In his announcements of the first details of Algeria’s renewables strategy in January 2011, the Algerian energy minister, Youcef Yousfi himself, had acknowledged that the targets set are “extremely ambitious” and that meeting them will be a “difficult challenge”. The regulatory and institutional framework is in place but a number of important barriers remain to investment.
As a new entrant in the renewables market, Algeria will have to rely heavily on foreign investment. However, a focus on technology transfer, the development of local manufacturing capacity and the use of local labour are likely to restrict the rate of return for foreign companies and may deter investment in what is still a new and high-cost sector. Under legislation introduced in 2009, international firms are restricted to a minority stake in local joint ventures, and the government also stipulates that financing be raised exclusively from local banks. Even without these challenges, the sheer scale of the targets makes it difficult to realise them in full.

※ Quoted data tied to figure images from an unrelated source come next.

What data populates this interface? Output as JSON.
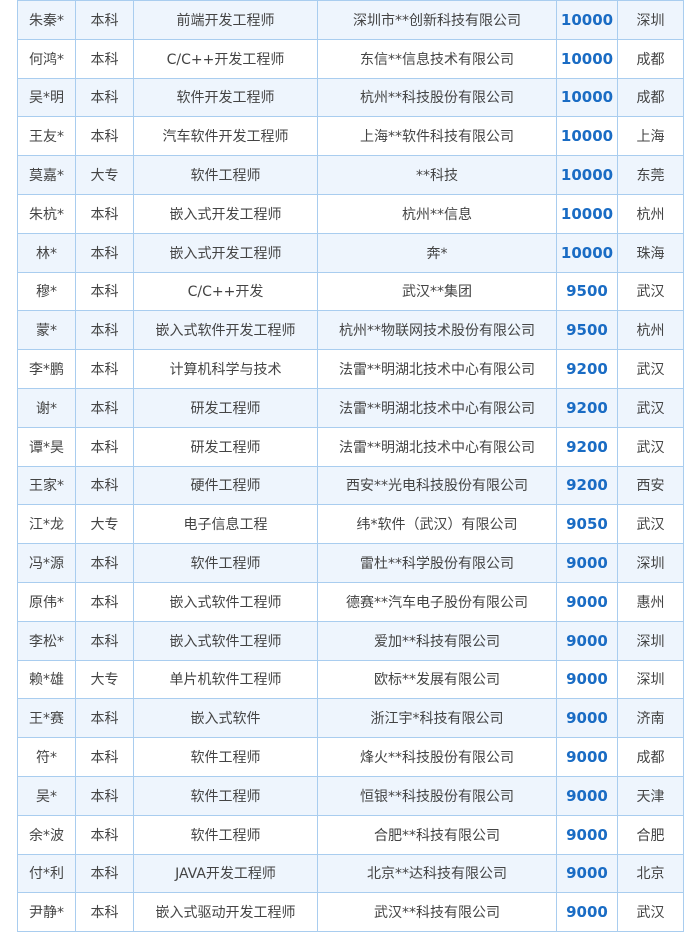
{
  "table": {
    "rows": [
      [
        "朱秦*",
        "本科",
        "前端开发工程师",
        "深圳市**创新科技有限公司",
        10000,
        "深圳"
      ],
      [
        "何鸿*",
        "本科",
        "C/C++开发工程师",
        "东信**信息技术有限公司",
        10000,
        "成都"
      ],
      [
        "吴*明",
        "本科",
        "软件开发工程师",
        "杭州**科技股份有限公司",
        10000,
        "成都"
      ],
      [
        "王友*",
        "本科",
        "汽车软件开发工程师",
        "上海**软件科技有限公司",
        10000,
        "上海"
      ],
      [
        "莫嘉*",
        "大专",
        "软件工程师",
        "**科技",
        10000,
        "东莞"
      ],
      [
        "朱杭*",
        "本科",
        "嵌入式开发工程师",
        "杭州**信息",
        10000,
        "杭州"
      ],
      [
        "林*",
        "本科",
        "嵌入式开发工程师",
        "奔*",
        10000,
        "珠海"
      ],
      [
        "穆*",
        "本科",
        "C/C++开发",
        "武汉**集团",
        9500,
        "武汉"
      ],
      [
        "蒙*",
        "本科",
        "嵌入式软件开发工程师",
        "杭州**物联网技术股份有限公司",
        9500,
        "杭州"
      ],
      [
        "李*鹏",
        "本科",
        "计算机科学与技术",
        "法雷**明湖北技术中心有限公司",
        9200,
        "武汉"
      ],
      [
        "谢*",
        "本科",
        "研发工程师",
        "法雷**明湖北技术中心有限公司",
        9200,
        "武汉"
      ],
      [
        "谭*昊",
        "本科",
        "研发工程师",
        "法雷**明湖北技术中心有限公司",
        9200,
        "武汉"
      ],
      [
        "王家*",
        "本科",
        "硬件工程师",
        "西安**光电科技股份有限公司",
        9200,
        "西安"
      ],
      [
        "江*龙",
        "大专",
        "电子信息工程",
        "纬*软件（武汉）有限公司",
        9050,
        "武汉"
      ],
      [
        "冯*源",
        "本科",
        "软件工程师",
        "雷杜**科学股份有限公司",
        9000,
        "深圳"
      ],
      [
        "原伟*",
        "本科",
        "嵌入式软件工程师",
        "德赛**汽车电子股份有限公司",
        9000,
        "惠州"
      ],
      [
        "李松*",
        "本科",
        "嵌入式软件工程师",
        "爱加**科技有限公司",
        9000,
        "深圳"
      ],
      [
        "赖*雄",
        "大专",
        "单片机软件工程师",
        "欧标**发展有限公司",
        9000,
        "深圳"
      ],
      [
        "王*赛",
        "本科",
        "嵌入式软件",
        "浙江宇*科技有限公司",
        9000,
        "济南"
      ],
      [
        "符*",
        "本科",
        "软件工程师",
        "烽火**科技股份有限公司",
        9000,
        "成都"
      ],
      [
        "吴*",
        "本科",
        "软件工程师",
        "恒银**科技股份有限公司",
        9000,
        "天津"
      ],
      [
        "余*波",
        "本科",
        "软件工程师",
        "合肥**科技有限公司",
        9000,
        "合肥"
      ],
      [
        "付*利",
        "本科",
        "JAVA开发工程师",
        "北京**达科技有限公司",
        9000,
        "北京"
      ],
      [
        "尹静*",
        "本科",
        "嵌入式驱动开发工程师",
        "武汉**科技有限公司",
        9000,
        "武汉"
      ]
    ]
  }
}
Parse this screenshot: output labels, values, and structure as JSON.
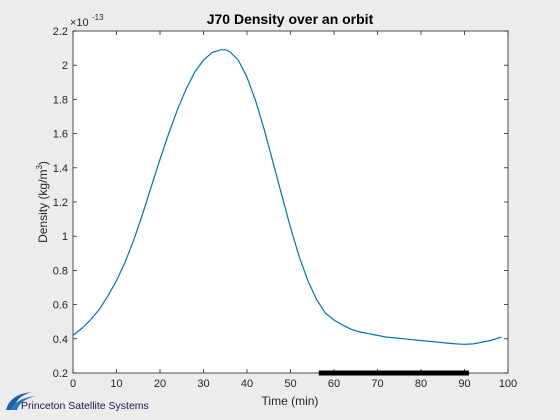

However, some progress has been made. The country’s first major renewables infrastructure was commissioned in July 2011 – a 150-mw solar-gas hybrid plant near Hassi R’Mel. The plant, which features 224 parabolic trough collectors producing 25 mw of concentrated solar power, was developed by a consortium led by Spain’s Abengoa.
In April a consortium of two German companies, Centrotherm Photovoltaics and Kinetics Germany, was awarded the contract to build a photovoltaic (PV) manufacturing facility at Rouiba, near Algiers, the capital. The plant is scheduled to begin production of PV panels in 2014.
The contract for the country’s first wind farm, a 10-mw facility near Adrar in the south, was awarded to a French company, Cegelec, in December 2010.
However, it is not the case that the current renewables strategy signals a concerted shift by the government to develop the renewables sector in a bid to reduce the production of hydrocarbon energy. The government has reiterated its commitment to developing the hydrocarbon energy export industry as the primary industry of the country. The main reasons for the introduction of the strategy have been identified to be environmental concerns and a desire to free up oil and gas for export. Given that initiatives to grow the renewable sector are undertaken simultaneously with policies to encourage further investments in the hydrocarbons sector, the benefits of increased use of renewables is likely to be offset by continued growth of the hydrocarbon industry.
Further, investments in renewable energy may be compromised by unrest prevalent in certain regions of Algeria. The terrorist attack on a natural gas facility at In Amenas, in the south-east of the country, in January 2013 has rocked Algeria’s hydrocarbon sector and impacted confidence in the sector. Attracting new firms into Algerian’s hydrocarbon industry has now become a challenge. It is not a stretch of imagination to postulate that a similar difficulty may be faced by the renewables sector.